One item noticeably absent from her roster of brain foods is bread. Can a meeting menu omit bagels, Danish and the like, eliminating the dead carbs that put participants to sleep?
Even the most forward-thinking of food-focused planners has yet to take that plunge. However, "the idea of taking this risk is so important," says Tracy Stuckrath, CSEP, CMM, right, president and chief connecting officer for Thrive! Meetings & Events, who is an expert on planning meals that take into consideration all types of requests, from allergies to religious and personal needs. "I have not personally pushed it yet for my clients, but I've attended a few that have done a better job of it, if not a full-blown effort. I'm not sure it would be a hard push for clients, but getting the hotels to do it for the price that planners have to spend would be hard. Although, if you look at the amount spent on dead carbs and how much is thrown away after the fact, the cost of purchasing the healthier option probably is a better-spent dollar, because you could/should order the amount needed without the excess and get a better quality for the same price."

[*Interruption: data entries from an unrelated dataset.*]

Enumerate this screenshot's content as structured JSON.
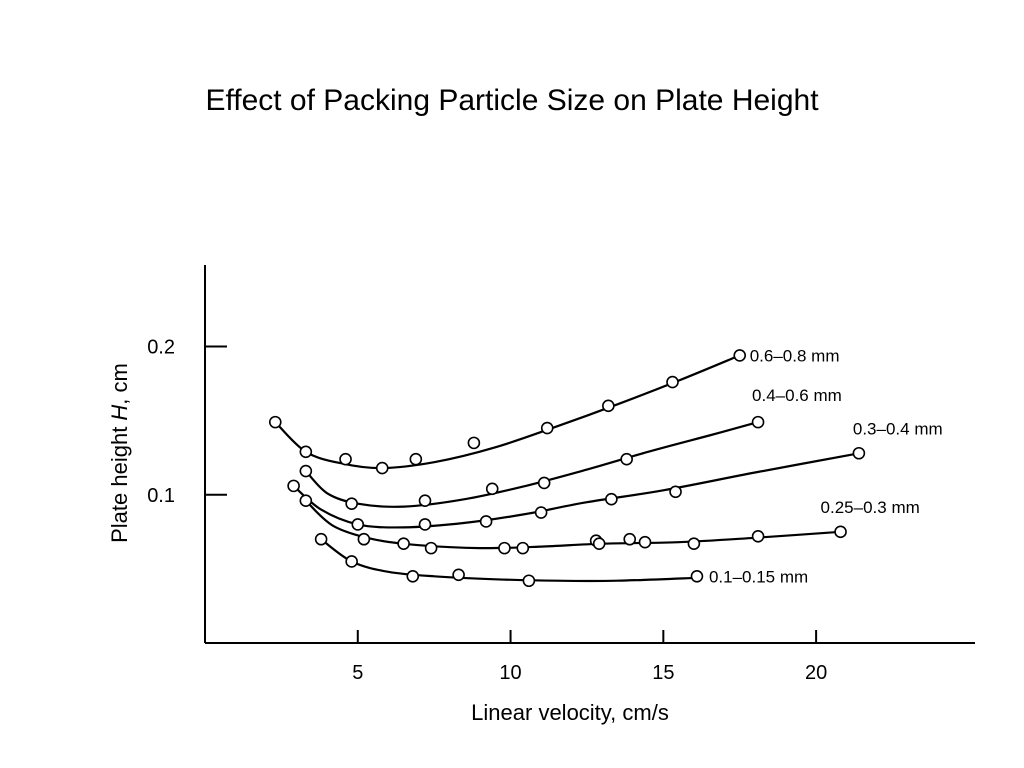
{
  "slide": {
    "title": "Effect of Packing Particle Size on Plate Height"
  },
  "chart_data": {
    "type": "line",
    "title": "",
    "xlabel": "Linear velocity, cm/s",
    "ylabel_prefix": "Plate height ",
    "ylabel_symbol": "H",
    "ylabel_suffix": ", cm",
    "xlim": [
      0,
      25.2
    ],
    "ylim": [
      0,
      0.255
    ],
    "x_ticks": [
      5,
      10,
      15,
      20
    ],
    "x_tick_labels": [
      "5",
      "10",
      "15",
      "20"
    ],
    "y_ticks": [
      0.1,
      0.2
    ],
    "y_tick_labels": [
      "0.1",
      "0.2"
    ],
    "grid": false,
    "legend": "inline labels at series ends",
    "line_color": "#000000",
    "marker": "open circle",
    "series": [
      {
        "name": "0.6–0.8 mm",
        "points": [
          [
            2.3,
            0.149
          ],
          [
            3.3,
            0.129
          ],
          [
            4.6,
            0.124
          ],
          [
            5.8,
            0.118
          ],
          [
            6.9,
            0.124
          ],
          [
            8.8,
            0.135
          ],
          [
            11.2,
            0.145
          ],
          [
            13.2,
            0.16
          ],
          [
            15.3,
            0.176
          ],
          [
            17.5,
            0.194
          ]
        ],
        "curve": [
          [
            2.3,
            0.149
          ],
          [
            3.3,
            0.129
          ],
          [
            4.5,
            0.121
          ],
          [
            5.8,
            0.118
          ],
          [
            7.5,
            0.122
          ],
          [
            9.5,
            0.132
          ],
          [
            11.5,
            0.146
          ],
          [
            13.5,
            0.161
          ],
          [
            15.5,
            0.177
          ],
          [
            17.5,
            0.194
          ]
        ]
      },
      {
        "name": "0.4–0.6 mm",
        "points": [
          [
            3.3,
            0.116
          ],
          [
            4.8,
            0.094
          ],
          [
            7.2,
            0.096
          ],
          [
            9.4,
            0.104
          ],
          [
            11.1,
            0.108
          ],
          [
            13.8,
            0.124
          ],
          [
            18.1,
            0.149
          ]
        ],
        "curve": [
          [
            3.3,
            0.116
          ],
          [
            4.0,
            0.101
          ],
          [
            5.0,
            0.094
          ],
          [
            6.5,
            0.092
          ],
          [
            8.5,
            0.097
          ],
          [
            10.5,
            0.106
          ],
          [
            12.5,
            0.117
          ],
          [
            14.5,
            0.129
          ],
          [
            16.5,
            0.14
          ],
          [
            18.1,
            0.149
          ]
        ]
      },
      {
        "name": "0.3–0.4 mm",
        "points": [
          [
            2.9,
            0.106
          ],
          [
            5.0,
            0.08
          ],
          [
            7.2,
            0.08
          ],
          [
            9.2,
            0.082
          ],
          [
            11.0,
            0.088
          ],
          [
            13.3,
            0.097
          ],
          [
            15.4,
            0.102
          ],
          [
            21.4,
            0.128
          ]
        ],
        "curve": [
          [
            2.9,
            0.106
          ],
          [
            3.8,
            0.09
          ],
          [
            5.0,
            0.08
          ],
          [
            6.5,
            0.078
          ],
          [
            8.5,
            0.081
          ],
          [
            10.5,
            0.087
          ],
          [
            12.5,
            0.095
          ],
          [
            15.0,
            0.103
          ],
          [
            18.0,
            0.115
          ],
          [
            21.4,
            0.128
          ]
        ]
      },
      {
        "name": "0.25–0.3 mm",
        "points": [
          [
            3.3,
            0.096
          ],
          [
            5.2,
            0.07
          ],
          [
            6.5,
            0.067
          ],
          [
            7.4,
            0.064
          ],
          [
            9.8,
            0.064
          ],
          [
            10.4,
            0.064
          ],
          [
            12.8,
            0.069
          ],
          [
            12.9,
            0.067
          ],
          [
            13.9,
            0.07
          ],
          [
            14.4,
            0.068
          ],
          [
            16.0,
            0.067
          ],
          [
            18.1,
            0.072
          ],
          [
            20.8,
            0.075
          ]
        ],
        "curve": [
          [
            3.3,
            0.096
          ],
          [
            4.2,
            0.079
          ],
          [
            5.5,
            0.07
          ],
          [
            7.0,
            0.066
          ],
          [
            9.0,
            0.064
          ],
          [
            11.0,
            0.065
          ],
          [
            13.0,
            0.067
          ],
          [
            15.5,
            0.068
          ],
          [
            18.0,
            0.071
          ],
          [
            20.8,
            0.075
          ]
        ]
      },
      {
        "name": "0.1–0.15 mm",
        "points": [
          [
            3.8,
            0.07
          ],
          [
            4.8,
            0.055
          ],
          [
            6.8,
            0.045
          ],
          [
            8.3,
            0.046
          ],
          [
            10.6,
            0.042
          ],
          [
            16.1,
            0.045
          ]
        ],
        "curve": [
          [
            3.8,
            0.07
          ],
          [
            4.8,
            0.055
          ],
          [
            6.0,
            0.048
          ],
          [
            7.5,
            0.045
          ],
          [
            9.5,
            0.043
          ],
          [
            11.5,
            0.042
          ],
          [
            13.5,
            0.042
          ],
          [
            16.1,
            0.044
          ]
        ]
      }
    ]
  }
}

One way to approach this ideal of attendee meals is to go "vegetable forward," a concept espoused by Wolfgang Puck Catering that puts plant-based foods at the forefront, takes the protein out of the spotlight and avoids white starches. "People are more self-conscious about how they eat," notes Andrew Swanson, Dallas-based regional chef for Wolfgang Puck, right. "We're not serving as much meat, and we're centering more on vegetables and grains. Whether you're sensitive to gluten or not, we're moving away from that."
While not every group is open to these kinds of changes, Swanson says his team always talks about these options up front as an event plan is formed. "We start there and work back to what the client's needs are," he says. "Every client is a bit different. Some people love it and use it as a selling point for their events. Some people just don't care. But it still comes down to price in the long run."

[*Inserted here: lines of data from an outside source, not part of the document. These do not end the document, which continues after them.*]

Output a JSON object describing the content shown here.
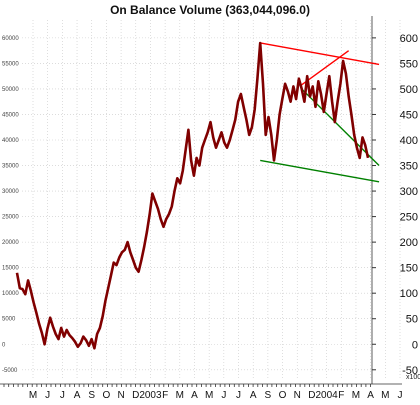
{
  "chart_data": {
    "type": "line",
    "title": "On Balance Volume (363,044,096.0)",
    "series": [
      {
        "values": [
          14000,
          11000,
          10800,
          9800,
          12500,
          10500,
          8200,
          6200,
          4000,
          2200,
          0,
          3000,
          5200,
          3500,
          2000,
          1000,
          3200,
          1500,
          2800,
          1800,
          1200,
          500,
          -500,
          200,
          1500,
          800,
          -300,
          1000,
          -800,
          2000,
          3200,
          5500,
          8500,
          11000,
          13500,
          16000,
          15500,
          17000,
          18000,
          18500,
          20000,
          18000,
          16500,
          15000,
          14200,
          16500,
          19000,
          22000,
          25500,
          29500,
          28000,
          26500,
          24500,
          23000,
          24500,
          25500,
          27000,
          30000,
          32500,
          31500,
          34000,
          38000,
          42000,
          36000,
          33000,
          36500,
          35000,
          38500,
          40000,
          41500,
          43500,
          40500,
          38500,
          40000,
          41500,
          39500,
          38500,
          40000,
          42000,
          44000,
          47500,
          49000,
          46500,
          44000,
          41000,
          42500,
          46000,
          52000,
          59000,
          51000,
          41000,
          44500,
          41000,
          36000,
          40000,
          45000,
          48000,
          51000,
          49500,
          47500,
          50500,
          48000,
          52000,
          50000,
          47500,
          52500,
          48500,
          50500,
          46500,
          51500,
          49000,
          45500,
          49000,
          52500,
          47500,
          43500,
          47500,
          51000,
          55500,
          53000,
          48500,
          45000,
          41000,
          38500,
          36500,
          40500,
          39000,
          36500
        ]
      }
    ],
    "y_left": {
      "ticks": [
        -5000,
        0,
        5000,
        10000,
        15000,
        20000,
        25000,
        30000,
        35000,
        40000,
        45000,
        50000,
        55000,
        60000
      ],
      "tick_labels": [
        "-5000",
        "0",
        "5000",
        "10000",
        "15000",
        "20000",
        "25000",
        "30000",
        "35000",
        "40000",
        "45000",
        "50000",
        "55000",
        "60000"
      ]
    },
    "y_right": {
      "ticks": [
        -50,
        0,
        50,
        100,
        150,
        200,
        250,
        300,
        350,
        400,
        450,
        500,
        550,
        600
      ],
      "tick_labels": [
        "-50",
        "0",
        "50",
        "100",
        "150",
        "200",
        "250",
        "300",
        "350",
        "400",
        "450",
        "500",
        "550",
        "600"
      ],
      "unit": "x1000"
    },
    "ylim": [
      -7000,
      63500
    ],
    "x_labels": [
      "M",
      "J",
      "J",
      "A",
      "S",
      "O",
      "N",
      "D",
      "2003",
      "F",
      "M",
      "A",
      "M",
      "J",
      "J",
      "A",
      "S",
      "O",
      "N",
      "D",
      "2004",
      "F",
      "M",
      "A",
      "M",
      "J"
    ],
    "trendlines": [
      {
        "color": "#ff0000",
        "from": [
          88,
          59000
        ],
        "to": [
          131,
          54800
        ]
      },
      {
        "color": "#ff0000",
        "from": [
          103,
          50800
        ],
        "to": [
          120,
          57500
        ]
      },
      {
        "color": "#008000",
        "from": [
          103,
          50000
        ],
        "to": [
          131,
          35000
        ]
      },
      {
        "color": "#008000",
        "from": [
          88,
          36000
        ],
        "to": [
          131,
          31800
        ]
      }
    ],
    "line_color": "#800000",
    "grid": true
  }
}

Wolfgang Puck's chefs are sourcing as sustainably as they can; in Dallas, Swanson is getting vegetables from small enterprises like Eat the Yard, an urban farm started by U.S. Army veterans Steve Smith and James Jeffers, who came back from the Middle East, dug up and planted their front yards and started selling their produce at local farmers markets. Eat the Yard now comprises Smith and Jeffers' holdings in Oak Cliff, Texas, as well as friends' yards, some rooftops and a 17-acre farm in Desoto, Texas. "If we could buy everything from them, we would," says Swanson.